Il n'y pas de réponse convenable à cette question. Quelques considérations, en vrac :

  • Evitez si possible des aciers mal identifiés, souvent bas de gamme et peu onéreux. La qualité se paie. Oubliez les aciers simplement estampillés "420", ou "440". Là où le "440C" est un acier très correct en coutellerie, le "440A" ou le "440B" sont en général moins performants : pourquoi le fabricant se prive-t-il de le signaler ?
  • Fuyez les arguments de vente du type "c'est un acier utilisé en chirurgie" : supposons, et alors ? Quel rapport avec un couteau que je vais avoir continuellement en poche ?

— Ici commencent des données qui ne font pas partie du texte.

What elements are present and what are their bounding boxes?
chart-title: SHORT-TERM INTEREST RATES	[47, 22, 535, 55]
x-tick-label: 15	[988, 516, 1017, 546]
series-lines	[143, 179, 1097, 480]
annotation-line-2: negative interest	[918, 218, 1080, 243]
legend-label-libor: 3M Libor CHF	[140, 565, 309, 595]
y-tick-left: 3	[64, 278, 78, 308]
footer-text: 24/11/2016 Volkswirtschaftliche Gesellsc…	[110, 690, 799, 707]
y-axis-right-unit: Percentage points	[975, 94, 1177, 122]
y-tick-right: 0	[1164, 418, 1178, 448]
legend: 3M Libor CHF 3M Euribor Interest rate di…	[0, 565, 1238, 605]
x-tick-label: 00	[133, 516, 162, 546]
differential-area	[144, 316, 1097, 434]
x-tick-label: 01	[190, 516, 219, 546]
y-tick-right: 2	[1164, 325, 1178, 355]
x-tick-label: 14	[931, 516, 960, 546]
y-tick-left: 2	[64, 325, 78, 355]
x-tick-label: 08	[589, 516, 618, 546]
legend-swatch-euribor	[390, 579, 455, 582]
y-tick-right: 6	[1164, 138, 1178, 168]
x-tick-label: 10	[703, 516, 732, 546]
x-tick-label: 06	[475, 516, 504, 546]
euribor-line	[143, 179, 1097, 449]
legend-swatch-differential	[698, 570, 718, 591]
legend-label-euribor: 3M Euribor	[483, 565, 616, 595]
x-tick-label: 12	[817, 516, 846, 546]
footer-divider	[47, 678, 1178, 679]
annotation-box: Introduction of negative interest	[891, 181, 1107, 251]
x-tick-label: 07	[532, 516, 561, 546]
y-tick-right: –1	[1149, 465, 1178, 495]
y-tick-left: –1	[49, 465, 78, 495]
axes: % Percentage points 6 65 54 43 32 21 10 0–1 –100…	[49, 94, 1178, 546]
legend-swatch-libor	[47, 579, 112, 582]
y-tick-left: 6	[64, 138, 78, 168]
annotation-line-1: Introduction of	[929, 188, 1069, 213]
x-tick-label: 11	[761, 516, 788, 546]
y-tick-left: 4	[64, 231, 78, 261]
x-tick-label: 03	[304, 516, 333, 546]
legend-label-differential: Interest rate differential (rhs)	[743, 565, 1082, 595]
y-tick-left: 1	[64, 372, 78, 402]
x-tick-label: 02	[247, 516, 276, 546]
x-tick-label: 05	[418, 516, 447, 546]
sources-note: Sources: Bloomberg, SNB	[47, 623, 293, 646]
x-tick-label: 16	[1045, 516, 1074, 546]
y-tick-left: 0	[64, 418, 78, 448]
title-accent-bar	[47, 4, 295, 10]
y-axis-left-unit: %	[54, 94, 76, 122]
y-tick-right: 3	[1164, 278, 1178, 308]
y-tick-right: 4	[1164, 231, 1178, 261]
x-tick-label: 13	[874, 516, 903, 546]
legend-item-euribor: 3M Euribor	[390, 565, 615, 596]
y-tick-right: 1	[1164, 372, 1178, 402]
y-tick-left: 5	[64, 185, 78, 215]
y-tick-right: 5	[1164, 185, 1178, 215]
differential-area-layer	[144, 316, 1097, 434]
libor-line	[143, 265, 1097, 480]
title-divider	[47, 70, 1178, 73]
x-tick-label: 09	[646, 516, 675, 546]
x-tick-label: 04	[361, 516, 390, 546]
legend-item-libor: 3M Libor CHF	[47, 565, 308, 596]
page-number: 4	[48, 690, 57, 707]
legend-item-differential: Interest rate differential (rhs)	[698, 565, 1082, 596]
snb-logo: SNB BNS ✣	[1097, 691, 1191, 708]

  • Réfléchissez à l'usage de votre couteau : à bord d'un bateau ou en bord de mer, un inox s'impose. Si vous prenez le temps de bien essuyer votre lame après usage, une lame "carbone" suffit peut-être.
  • Au hit-parade des aciers inox, le VG10, l'ATS34 et le S30V sont souvent les plus cotés, devant l'Aus8, le 19c27 ou le 440C.
  • Mais gardez en mémoire que la nuance d'acier n'est qu'un facteur parmi d'autres de la qualité du tranchant. Convenablement trempé, un acier carbone provenant d'un amortisseur de camion vaut mieux que tous les aciers frittés dont le traitement thermique aurait été négligé.
  • La dureté de l'acier n'est pas un critère en soi : sauf exceptions, plus une lame est dure, plus elle va être difficile à réaffûter.
  • Ce sont surtout votre goût esthétique, votre sensibilité à l'innovation technique et votre budget qui guideront votre choix. En sachant qu'il vaut souvent mieux acheter la renommée et le savoir technique d'un fabricant plutôt qu'un type d'acier.